The proportion of foreign-born in the U.S. population rose again from just 5% in 1965 to 14% over the next half century. And these new waves of arrivals would be far more diverse than their predecessors were. They came not only from different parts of Europe but from Asia, Africa and South America as well.
By the 1970s, the political focal point was the effect the law was having on the Southwest and the influx of Mexicans and other Spanish-speaking populations. Pressure for changing the law grew as latter-day nativists again saw the new arrivals as a social, cultural and political challenge.
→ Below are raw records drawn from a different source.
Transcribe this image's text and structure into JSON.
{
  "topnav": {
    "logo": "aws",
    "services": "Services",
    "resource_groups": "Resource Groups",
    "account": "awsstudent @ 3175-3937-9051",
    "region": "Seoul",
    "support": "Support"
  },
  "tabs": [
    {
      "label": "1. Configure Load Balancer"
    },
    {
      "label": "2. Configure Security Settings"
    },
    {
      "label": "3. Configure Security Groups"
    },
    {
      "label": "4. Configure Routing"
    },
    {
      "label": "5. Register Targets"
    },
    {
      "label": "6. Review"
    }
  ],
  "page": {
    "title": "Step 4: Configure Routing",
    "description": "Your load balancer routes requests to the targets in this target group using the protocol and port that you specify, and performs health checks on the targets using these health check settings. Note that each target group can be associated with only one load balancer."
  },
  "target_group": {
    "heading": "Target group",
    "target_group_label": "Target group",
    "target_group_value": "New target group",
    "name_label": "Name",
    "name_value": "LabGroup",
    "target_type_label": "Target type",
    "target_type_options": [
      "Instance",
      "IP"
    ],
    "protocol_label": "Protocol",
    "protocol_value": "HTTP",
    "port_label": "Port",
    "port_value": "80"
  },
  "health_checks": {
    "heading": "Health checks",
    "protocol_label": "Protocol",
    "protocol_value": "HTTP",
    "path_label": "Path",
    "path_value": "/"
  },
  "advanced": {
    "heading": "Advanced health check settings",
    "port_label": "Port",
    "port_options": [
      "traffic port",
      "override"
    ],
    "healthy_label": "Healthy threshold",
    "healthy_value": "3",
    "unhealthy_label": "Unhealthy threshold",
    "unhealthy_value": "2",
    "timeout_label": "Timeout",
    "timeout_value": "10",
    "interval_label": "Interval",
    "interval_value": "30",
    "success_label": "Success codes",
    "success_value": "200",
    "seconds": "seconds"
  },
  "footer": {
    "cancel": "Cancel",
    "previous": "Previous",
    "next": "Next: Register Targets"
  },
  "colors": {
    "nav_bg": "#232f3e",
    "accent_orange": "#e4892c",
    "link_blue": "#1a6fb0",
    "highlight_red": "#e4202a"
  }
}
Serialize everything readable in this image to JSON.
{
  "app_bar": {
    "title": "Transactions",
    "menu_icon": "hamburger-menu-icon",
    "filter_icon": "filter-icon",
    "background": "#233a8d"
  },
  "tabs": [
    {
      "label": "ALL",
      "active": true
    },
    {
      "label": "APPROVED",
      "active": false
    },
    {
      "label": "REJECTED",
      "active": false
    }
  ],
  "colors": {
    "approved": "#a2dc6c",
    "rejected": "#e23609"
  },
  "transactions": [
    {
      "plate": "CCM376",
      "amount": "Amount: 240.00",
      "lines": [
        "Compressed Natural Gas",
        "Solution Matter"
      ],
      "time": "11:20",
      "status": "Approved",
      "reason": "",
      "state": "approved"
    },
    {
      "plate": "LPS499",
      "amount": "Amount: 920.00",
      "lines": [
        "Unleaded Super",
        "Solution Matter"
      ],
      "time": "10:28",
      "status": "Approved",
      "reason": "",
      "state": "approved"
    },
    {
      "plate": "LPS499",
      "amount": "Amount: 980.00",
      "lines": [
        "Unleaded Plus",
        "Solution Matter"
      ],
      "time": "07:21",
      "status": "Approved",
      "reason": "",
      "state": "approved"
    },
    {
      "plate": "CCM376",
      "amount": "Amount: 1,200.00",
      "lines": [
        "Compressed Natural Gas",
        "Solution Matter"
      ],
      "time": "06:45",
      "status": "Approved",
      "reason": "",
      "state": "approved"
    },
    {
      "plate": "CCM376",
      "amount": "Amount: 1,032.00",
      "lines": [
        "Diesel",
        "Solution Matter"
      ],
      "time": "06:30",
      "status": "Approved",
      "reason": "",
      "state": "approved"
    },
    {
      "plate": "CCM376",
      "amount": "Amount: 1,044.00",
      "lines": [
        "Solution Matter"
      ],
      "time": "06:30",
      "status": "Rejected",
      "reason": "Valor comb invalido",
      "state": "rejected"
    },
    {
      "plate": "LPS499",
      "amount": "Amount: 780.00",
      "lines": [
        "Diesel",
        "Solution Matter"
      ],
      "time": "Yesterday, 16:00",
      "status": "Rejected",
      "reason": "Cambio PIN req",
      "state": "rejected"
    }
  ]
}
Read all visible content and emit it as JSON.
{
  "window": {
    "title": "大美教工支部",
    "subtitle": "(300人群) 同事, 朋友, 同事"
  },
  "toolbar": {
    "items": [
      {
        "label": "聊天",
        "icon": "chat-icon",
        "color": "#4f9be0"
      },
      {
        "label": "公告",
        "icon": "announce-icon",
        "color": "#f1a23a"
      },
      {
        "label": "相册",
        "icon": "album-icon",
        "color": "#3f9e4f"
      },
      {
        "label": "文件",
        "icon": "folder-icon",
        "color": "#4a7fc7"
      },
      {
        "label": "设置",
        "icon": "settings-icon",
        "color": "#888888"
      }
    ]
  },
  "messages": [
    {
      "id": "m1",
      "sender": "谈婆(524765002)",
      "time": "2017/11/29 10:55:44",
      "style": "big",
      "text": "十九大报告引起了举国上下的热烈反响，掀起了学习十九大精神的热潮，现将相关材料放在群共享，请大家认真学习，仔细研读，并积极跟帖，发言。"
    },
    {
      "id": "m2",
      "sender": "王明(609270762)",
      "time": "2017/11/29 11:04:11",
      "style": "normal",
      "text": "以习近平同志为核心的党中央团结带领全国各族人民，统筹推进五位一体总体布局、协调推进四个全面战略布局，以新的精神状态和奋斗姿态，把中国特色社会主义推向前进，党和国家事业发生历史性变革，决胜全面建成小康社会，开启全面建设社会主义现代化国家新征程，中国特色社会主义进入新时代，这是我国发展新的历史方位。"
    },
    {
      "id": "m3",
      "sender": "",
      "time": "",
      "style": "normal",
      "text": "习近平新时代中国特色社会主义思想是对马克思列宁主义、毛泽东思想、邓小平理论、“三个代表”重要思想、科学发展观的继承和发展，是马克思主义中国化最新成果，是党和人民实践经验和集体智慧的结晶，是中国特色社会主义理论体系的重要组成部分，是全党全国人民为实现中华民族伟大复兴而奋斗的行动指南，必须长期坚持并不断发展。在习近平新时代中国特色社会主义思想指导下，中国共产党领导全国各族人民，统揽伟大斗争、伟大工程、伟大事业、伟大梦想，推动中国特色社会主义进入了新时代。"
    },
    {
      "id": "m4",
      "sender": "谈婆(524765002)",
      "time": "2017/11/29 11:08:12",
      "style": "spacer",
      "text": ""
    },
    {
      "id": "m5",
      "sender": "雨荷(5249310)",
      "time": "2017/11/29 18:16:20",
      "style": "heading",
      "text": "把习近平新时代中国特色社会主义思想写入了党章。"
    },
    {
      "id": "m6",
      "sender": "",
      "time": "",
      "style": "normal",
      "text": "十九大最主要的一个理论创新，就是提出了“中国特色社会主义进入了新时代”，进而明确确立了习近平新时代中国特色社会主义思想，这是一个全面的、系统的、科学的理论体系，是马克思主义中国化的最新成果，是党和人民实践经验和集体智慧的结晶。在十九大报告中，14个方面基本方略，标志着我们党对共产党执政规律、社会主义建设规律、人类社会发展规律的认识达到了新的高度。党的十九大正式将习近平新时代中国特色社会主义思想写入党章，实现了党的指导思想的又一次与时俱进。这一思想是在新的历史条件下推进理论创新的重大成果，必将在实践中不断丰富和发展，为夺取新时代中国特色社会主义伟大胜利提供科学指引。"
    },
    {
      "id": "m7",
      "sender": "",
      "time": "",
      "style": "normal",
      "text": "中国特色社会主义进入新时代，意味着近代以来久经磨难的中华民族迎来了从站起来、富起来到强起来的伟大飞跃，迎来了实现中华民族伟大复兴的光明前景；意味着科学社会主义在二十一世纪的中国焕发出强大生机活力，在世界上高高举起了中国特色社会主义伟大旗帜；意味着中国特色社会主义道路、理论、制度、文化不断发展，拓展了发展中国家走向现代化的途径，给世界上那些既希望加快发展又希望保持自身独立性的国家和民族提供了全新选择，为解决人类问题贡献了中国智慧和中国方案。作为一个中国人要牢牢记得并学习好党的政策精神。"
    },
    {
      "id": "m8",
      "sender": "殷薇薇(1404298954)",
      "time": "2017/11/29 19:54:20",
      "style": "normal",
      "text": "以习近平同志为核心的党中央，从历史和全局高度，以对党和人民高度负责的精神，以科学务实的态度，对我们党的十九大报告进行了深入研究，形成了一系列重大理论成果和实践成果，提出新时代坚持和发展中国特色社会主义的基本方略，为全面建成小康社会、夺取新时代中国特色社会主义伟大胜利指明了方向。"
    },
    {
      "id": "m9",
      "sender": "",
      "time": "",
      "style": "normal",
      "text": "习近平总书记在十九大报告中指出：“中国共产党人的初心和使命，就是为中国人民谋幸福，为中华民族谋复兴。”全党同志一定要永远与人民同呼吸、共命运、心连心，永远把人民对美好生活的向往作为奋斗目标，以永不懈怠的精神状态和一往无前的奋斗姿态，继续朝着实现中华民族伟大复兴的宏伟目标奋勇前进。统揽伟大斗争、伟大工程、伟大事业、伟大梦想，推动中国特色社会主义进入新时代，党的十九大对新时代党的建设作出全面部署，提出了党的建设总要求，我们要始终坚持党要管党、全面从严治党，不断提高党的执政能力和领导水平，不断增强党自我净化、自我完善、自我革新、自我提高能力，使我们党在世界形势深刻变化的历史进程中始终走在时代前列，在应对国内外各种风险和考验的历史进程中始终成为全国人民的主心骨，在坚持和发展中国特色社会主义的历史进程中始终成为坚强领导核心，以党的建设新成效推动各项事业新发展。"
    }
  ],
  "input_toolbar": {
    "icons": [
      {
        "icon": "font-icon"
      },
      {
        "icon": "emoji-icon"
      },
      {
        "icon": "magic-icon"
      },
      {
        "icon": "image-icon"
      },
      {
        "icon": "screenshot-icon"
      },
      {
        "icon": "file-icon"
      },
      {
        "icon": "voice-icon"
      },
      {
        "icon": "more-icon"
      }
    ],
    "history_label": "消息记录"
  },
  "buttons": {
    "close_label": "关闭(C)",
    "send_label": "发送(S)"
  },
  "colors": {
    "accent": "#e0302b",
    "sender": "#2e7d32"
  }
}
Many of the same arguments made against previous generations of newcomers were lodged again against Hispanics, including that they would cling to their national culture and language and refuse to assimilate.
Labor groups also sought to control the competition from workers willing to take lower wages. But there were powerful business interests, particularly from the agricultural sector, determined to preserve access to migrant workers.
In 1986, the Simpson-Mazzoli Act sought to control future immigration, but also granted amnesty to millions of the undocumented people who were already residents. President Ronald Reagan signed it into law. It was a compromise meant to appease all sides, but it satisfied few.
President George W. Bush, who had long enjoyed high levels of Hispanic support as a candidate in Texas, threw his support behind a comprehensive overhaul of immigration laws in the mid-2000s. He was joined by Republican rival Sen. John McCain of Arizona and by the Democratic leadership. But conservatives more generally opposed the bill as another extension of amnesty, despite all the sponsors' denials.
Since then, the Republican Party has moved far from the Reagan-Bush-McCain attitudes on immigration and embraced the nativist tradition that has also been an element in the mix of its history back to 1856.
Declaring his presidential candidacy in June of 2015, Trump issued his much-quoted summary of immigrants:
"When Mexico sends its people, they're not sending their best. They're not sending you. They're not sending you. They're sending people that have lots of problems and they're bringing those problems with us. [sic] They're bringing drugs. They're bringing crime. They're rapists. And some, I assume, are good people.
"It's coming from more than Mexico. It's coming from all South and Latin America, and it's coming, probably, probably, from the Middle East. But we don't know, because we have no protection, and we have no competence and we don't know what's happening."
By repeating that these immigrants are "not ... you," the president defined these immigrants as "the other" in stark terms.
In the past two days, we have seen the president return to that blunt language in describing four women who were elected to Congress in November 2018, largely on the passion of their opposition to the nativism that he, and much of his party, have embraced.
The battle lines could not be clearer. And it is a battle that is nearly as old as America itself.